One main implications of our culture having so much information available at our fingertips through the internet is isolation.  As is shown above in Lipton's drawing, the subject is alone, surrounded only by machine.  Acquiring all information through the internet takes out the interaction one would experience through inquiry at a library, an expert, or more knowledgeable person.  People are entirely self-sufficient in information pursuits.  This problem of isolation can also be seen through the rise in social media.  Many relationships on one's "friend's list" are reduced to reading statuses and looking at pictures rather than in-person interaction.  Technology's impact on Information retrieval and relationships both point to the isolating result the internet has on our culture.

Any thoughts?


  1. I love this picture! I think it really illustrates the negative effects of info-glut. I also think that this take on info-glut can be tied into the fish studying water theme. It's so easy to judge other people who are engulfed with social media and technology when they bump into you because they were staring at their phone, but how often do you sit back and examine the effects of info-glut in our own lives? Sometimes, it is hard to separate what we are looking at on the internet from the living world around us.

  2. The fish in water analogy definitely applies here. Anyone looking in on the situation can see how 'out of control' it's gotten. Causes one to wonder what a bird's eye perspective might reveal about our relationship with information.

  3. I'd be interested in hearing how you might qualify the kind of isolation that you think the internet or social media might generate. Online forums, for example, certainly seem physically isolating, but they also afford opportunities for virtual community-building. It seems like there's a bit of paradox there. And thanks for the pic! For some reason, it makes me think of mutated Tetsuo at the end of Akira. Crazy flick!

  4. Chaya, while online forums provide an opportunity for virtual community-building that obviously isn't possible in face-to-face communication, the relationships built through this medium are, in my opinion, far less personal. When we communicate through technology, there is an opportunity to distance ourselves from other people. Relationships can be reduced to writing "happy birthday" on someone's wall when Facebook informs us that a "friend's" birthday is that day. This is typical, in my experience, with people who you are not that close to.

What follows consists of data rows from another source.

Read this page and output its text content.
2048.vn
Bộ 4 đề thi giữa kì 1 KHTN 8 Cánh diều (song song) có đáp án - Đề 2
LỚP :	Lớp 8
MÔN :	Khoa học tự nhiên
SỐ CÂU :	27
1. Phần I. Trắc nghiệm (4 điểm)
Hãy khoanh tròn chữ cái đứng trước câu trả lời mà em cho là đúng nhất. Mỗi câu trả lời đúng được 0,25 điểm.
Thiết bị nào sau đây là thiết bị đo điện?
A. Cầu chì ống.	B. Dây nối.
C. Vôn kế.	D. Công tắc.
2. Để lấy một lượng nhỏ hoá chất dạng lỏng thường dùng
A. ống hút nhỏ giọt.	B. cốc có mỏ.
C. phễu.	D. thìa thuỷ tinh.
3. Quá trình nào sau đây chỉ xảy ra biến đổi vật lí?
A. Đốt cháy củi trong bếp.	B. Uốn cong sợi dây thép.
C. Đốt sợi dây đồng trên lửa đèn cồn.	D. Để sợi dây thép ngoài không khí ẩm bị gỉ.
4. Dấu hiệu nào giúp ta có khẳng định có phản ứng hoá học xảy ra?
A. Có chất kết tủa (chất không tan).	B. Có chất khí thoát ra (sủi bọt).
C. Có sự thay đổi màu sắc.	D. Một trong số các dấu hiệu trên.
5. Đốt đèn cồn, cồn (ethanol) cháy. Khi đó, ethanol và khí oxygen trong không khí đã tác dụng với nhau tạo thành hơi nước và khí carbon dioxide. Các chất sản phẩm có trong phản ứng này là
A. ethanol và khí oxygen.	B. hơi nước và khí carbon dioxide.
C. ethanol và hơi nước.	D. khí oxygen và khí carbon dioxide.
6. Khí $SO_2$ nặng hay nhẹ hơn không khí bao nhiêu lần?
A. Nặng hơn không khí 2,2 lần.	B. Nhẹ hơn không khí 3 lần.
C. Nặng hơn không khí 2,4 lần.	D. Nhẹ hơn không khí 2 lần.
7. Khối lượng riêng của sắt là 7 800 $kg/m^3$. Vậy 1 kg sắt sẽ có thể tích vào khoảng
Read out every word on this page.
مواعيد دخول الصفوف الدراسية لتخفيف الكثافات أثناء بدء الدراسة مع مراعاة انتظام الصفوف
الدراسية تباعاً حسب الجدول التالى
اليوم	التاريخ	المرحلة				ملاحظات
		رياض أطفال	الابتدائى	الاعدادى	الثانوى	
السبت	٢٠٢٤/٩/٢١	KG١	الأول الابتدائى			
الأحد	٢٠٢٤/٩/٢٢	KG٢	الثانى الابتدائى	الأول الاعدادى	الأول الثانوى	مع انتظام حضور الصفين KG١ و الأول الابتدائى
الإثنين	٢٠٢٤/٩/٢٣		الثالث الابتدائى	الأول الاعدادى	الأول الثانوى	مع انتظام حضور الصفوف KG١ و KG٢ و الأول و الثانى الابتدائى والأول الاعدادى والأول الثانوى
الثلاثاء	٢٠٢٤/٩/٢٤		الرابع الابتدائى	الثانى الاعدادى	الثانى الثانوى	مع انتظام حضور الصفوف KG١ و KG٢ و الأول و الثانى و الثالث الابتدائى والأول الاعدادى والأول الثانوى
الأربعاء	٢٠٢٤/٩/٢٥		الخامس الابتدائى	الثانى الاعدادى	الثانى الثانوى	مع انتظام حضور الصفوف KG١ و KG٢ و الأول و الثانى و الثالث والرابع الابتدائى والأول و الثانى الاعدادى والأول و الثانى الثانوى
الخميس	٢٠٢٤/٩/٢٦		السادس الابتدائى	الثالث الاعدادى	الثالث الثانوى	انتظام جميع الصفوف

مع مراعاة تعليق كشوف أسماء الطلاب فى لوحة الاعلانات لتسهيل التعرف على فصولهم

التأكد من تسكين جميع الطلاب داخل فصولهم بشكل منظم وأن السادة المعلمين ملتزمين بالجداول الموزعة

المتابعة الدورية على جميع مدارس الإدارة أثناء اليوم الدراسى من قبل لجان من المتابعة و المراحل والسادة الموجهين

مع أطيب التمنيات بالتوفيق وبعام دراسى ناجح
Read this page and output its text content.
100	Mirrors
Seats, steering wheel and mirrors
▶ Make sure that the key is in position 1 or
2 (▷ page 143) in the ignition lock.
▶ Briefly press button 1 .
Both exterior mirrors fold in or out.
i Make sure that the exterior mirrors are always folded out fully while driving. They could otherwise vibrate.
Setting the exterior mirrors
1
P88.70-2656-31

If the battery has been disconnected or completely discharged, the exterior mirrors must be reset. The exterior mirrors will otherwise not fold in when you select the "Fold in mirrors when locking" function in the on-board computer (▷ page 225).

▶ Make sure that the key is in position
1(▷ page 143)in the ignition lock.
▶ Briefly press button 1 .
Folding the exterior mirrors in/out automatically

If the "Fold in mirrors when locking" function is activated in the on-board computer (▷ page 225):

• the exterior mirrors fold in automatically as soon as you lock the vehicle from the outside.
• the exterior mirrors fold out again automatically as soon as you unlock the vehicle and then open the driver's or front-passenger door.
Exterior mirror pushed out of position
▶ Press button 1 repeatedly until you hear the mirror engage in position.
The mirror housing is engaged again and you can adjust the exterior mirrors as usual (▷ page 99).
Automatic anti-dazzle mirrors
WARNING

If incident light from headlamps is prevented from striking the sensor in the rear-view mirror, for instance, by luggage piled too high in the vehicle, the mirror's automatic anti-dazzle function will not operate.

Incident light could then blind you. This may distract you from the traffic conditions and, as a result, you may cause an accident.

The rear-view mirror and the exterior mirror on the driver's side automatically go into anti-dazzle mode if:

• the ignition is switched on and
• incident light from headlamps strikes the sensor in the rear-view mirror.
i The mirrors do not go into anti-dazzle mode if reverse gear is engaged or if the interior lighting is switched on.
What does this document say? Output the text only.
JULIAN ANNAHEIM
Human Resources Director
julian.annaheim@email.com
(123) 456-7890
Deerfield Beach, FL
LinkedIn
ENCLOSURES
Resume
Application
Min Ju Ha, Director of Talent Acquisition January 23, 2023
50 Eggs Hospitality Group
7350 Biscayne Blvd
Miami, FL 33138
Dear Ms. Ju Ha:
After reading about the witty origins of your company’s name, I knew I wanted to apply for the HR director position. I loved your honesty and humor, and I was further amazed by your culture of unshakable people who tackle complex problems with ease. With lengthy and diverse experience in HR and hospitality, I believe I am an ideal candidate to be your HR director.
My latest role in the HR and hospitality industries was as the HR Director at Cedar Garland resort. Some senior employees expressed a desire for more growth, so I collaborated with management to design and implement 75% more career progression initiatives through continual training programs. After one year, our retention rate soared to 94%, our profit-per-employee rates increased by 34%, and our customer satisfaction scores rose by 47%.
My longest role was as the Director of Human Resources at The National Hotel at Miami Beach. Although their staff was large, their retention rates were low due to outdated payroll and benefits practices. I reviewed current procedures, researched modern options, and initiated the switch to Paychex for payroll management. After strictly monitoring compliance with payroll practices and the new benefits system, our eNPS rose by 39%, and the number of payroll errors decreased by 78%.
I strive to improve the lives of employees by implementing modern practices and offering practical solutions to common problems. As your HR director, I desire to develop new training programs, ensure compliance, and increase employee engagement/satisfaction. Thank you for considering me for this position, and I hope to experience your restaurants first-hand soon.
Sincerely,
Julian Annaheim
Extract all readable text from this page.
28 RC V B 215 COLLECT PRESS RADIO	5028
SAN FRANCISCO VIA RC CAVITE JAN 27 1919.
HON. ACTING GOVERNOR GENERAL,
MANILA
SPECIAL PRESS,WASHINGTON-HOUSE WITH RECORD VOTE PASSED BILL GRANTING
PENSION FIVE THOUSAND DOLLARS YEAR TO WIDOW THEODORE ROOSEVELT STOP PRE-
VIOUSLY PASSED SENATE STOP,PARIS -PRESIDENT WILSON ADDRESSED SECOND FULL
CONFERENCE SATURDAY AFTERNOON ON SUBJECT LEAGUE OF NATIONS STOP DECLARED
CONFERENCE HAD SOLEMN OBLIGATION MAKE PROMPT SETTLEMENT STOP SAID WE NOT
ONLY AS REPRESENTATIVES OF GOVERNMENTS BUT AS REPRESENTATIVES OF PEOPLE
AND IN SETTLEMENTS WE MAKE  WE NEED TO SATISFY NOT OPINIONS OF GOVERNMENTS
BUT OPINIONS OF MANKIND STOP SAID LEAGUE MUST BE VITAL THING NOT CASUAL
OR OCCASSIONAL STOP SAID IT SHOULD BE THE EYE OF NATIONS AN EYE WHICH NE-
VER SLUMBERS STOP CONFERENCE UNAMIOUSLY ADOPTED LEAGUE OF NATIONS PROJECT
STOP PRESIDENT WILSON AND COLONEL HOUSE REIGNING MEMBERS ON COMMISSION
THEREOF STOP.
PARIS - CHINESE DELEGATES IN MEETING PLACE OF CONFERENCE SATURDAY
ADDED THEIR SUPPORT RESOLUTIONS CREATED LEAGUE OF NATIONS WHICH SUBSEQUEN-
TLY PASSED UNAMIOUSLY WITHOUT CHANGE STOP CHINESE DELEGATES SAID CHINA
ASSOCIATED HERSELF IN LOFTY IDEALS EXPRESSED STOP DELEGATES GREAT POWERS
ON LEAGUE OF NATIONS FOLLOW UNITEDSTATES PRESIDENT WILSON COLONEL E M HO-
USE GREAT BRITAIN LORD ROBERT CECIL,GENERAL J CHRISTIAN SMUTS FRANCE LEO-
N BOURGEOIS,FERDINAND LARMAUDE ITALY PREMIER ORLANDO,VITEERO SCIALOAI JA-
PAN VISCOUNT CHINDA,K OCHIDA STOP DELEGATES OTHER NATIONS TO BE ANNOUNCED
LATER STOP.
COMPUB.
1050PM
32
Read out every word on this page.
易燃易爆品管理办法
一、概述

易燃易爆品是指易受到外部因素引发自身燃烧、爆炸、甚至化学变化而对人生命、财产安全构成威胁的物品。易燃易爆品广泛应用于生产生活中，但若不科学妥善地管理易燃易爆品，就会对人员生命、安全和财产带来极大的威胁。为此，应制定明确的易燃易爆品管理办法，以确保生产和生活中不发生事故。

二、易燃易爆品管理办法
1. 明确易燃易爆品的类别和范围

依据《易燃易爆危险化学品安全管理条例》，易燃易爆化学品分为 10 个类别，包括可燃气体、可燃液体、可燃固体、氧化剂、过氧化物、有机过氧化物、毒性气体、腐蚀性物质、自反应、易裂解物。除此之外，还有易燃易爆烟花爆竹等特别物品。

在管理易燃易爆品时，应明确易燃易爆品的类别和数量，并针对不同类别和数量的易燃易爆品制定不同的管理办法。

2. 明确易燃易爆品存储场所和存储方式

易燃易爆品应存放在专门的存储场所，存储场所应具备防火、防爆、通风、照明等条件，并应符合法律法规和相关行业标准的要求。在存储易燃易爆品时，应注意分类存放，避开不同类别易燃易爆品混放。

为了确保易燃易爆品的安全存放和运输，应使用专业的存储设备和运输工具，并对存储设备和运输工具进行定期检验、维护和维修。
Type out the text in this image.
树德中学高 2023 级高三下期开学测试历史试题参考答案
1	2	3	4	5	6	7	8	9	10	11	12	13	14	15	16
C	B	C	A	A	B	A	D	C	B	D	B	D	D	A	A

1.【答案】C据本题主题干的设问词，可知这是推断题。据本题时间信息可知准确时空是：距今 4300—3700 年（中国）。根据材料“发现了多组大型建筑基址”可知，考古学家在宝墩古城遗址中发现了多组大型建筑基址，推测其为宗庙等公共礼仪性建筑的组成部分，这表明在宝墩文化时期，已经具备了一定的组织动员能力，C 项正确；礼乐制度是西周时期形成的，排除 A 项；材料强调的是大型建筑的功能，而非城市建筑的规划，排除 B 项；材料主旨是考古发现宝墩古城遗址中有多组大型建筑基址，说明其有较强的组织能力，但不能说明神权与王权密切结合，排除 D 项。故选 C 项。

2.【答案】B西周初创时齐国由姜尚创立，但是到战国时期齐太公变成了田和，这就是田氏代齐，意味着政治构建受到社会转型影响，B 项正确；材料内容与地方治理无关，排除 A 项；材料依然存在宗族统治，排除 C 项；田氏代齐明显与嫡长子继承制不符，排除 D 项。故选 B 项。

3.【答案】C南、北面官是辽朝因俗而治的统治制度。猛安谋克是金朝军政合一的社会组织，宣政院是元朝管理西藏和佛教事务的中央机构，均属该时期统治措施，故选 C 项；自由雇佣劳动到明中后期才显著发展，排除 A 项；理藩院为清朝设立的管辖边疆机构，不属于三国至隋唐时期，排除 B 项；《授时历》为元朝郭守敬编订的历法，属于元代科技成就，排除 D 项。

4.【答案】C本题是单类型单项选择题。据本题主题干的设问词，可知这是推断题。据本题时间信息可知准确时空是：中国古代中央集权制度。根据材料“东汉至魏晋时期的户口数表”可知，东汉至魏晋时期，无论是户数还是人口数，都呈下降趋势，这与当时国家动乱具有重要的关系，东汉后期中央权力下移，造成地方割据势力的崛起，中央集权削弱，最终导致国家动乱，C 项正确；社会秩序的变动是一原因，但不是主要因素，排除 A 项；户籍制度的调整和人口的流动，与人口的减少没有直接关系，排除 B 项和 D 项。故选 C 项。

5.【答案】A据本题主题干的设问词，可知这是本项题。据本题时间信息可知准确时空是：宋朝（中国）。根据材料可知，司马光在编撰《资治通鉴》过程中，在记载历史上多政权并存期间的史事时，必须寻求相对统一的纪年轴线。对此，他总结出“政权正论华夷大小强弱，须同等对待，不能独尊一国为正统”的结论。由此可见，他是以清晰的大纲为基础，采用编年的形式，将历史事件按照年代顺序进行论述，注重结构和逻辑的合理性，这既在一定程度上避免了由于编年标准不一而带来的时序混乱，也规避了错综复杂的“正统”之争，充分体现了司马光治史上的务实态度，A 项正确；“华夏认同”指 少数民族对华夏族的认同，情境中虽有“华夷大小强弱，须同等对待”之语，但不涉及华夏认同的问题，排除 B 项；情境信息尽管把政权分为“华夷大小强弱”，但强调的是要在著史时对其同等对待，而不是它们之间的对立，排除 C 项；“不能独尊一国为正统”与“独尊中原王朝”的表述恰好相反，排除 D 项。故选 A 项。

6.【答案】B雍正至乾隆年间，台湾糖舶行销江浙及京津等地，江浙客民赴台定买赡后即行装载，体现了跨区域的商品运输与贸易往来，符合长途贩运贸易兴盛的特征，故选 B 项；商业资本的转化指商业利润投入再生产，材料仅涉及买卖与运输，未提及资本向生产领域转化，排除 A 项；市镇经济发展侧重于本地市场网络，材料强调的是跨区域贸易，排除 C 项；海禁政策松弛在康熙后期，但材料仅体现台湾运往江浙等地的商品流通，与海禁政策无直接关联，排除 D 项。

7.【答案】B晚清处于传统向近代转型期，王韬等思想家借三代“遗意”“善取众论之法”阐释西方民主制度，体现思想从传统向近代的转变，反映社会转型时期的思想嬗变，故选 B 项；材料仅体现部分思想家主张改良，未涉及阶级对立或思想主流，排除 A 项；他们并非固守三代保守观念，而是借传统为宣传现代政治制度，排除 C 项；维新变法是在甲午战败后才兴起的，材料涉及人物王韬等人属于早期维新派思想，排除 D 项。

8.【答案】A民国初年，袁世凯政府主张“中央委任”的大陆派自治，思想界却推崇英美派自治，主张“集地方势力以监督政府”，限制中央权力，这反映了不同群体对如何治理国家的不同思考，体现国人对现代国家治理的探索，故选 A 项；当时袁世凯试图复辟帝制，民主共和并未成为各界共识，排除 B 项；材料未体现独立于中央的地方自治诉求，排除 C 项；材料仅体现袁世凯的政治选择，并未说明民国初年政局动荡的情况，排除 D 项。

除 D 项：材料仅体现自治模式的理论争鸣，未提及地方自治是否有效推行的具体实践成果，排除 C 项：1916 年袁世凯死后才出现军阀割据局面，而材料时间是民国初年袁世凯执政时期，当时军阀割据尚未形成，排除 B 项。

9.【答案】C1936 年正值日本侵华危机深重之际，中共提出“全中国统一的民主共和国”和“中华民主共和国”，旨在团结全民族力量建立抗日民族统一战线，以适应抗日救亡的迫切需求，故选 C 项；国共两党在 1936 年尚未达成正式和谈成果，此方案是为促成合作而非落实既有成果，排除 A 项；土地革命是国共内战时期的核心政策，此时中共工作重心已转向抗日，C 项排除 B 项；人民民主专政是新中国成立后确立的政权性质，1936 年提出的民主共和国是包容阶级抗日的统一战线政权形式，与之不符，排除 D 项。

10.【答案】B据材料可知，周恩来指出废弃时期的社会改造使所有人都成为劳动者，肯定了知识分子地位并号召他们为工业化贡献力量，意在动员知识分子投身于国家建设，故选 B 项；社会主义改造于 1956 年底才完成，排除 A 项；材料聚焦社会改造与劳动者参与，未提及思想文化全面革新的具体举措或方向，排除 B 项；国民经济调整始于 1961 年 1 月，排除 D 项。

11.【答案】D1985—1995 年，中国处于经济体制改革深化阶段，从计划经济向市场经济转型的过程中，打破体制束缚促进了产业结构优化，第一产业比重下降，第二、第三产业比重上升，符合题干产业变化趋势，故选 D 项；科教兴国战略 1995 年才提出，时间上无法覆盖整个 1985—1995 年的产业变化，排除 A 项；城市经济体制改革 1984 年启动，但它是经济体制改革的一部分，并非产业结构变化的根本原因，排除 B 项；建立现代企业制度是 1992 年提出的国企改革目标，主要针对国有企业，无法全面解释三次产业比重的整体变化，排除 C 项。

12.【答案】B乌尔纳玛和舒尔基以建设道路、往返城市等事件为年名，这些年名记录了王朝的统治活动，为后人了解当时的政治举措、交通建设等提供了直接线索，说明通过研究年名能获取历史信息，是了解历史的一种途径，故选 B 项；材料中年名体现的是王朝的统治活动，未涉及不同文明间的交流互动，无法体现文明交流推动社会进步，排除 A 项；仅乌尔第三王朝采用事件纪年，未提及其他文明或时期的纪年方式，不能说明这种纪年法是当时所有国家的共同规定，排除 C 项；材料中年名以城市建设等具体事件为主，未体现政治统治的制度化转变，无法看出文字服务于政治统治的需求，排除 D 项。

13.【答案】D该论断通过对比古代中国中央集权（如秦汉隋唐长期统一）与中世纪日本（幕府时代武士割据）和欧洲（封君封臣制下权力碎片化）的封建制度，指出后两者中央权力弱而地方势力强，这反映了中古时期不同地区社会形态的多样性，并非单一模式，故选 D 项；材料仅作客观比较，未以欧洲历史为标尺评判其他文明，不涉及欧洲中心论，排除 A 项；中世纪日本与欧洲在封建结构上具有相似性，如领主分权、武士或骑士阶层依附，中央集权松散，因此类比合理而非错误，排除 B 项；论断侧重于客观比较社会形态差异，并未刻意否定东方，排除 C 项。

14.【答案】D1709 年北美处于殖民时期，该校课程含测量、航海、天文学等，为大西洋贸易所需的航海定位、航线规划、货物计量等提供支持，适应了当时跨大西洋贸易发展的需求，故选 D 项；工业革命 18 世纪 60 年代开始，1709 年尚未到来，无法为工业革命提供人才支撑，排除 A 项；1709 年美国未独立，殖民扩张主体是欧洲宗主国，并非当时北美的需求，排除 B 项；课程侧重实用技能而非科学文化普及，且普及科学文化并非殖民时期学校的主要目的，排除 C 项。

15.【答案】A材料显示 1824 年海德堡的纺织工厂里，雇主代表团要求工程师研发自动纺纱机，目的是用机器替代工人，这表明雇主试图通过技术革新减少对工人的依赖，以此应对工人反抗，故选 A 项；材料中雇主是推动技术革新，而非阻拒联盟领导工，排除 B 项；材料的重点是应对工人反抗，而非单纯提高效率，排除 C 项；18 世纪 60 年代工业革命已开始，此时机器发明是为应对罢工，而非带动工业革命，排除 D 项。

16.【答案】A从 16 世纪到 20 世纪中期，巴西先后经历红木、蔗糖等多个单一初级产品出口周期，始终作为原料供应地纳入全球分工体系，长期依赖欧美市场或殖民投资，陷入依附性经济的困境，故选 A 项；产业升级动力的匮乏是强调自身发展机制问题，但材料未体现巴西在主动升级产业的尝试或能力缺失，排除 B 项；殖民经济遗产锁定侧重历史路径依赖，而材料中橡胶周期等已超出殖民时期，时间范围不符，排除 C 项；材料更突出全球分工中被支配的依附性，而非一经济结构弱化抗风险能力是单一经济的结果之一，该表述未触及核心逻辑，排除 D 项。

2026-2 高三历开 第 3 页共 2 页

    Digital communication seems to have two results that I see. First, it makes relationships that aren't close in the first place far more distant, like in the example above. Secondly, it does make relationships between closer friends more concrete. With those who you actually do spend face-to-face time with, social media and the digital world adds another level that you can communicate with your friends. Events can be planned, plans can be made, and memories can be immortalized through pictures and "life events." This is obviously a positive aspect of digital communication. However, there is also the very real issue of impersonalized relationships as well.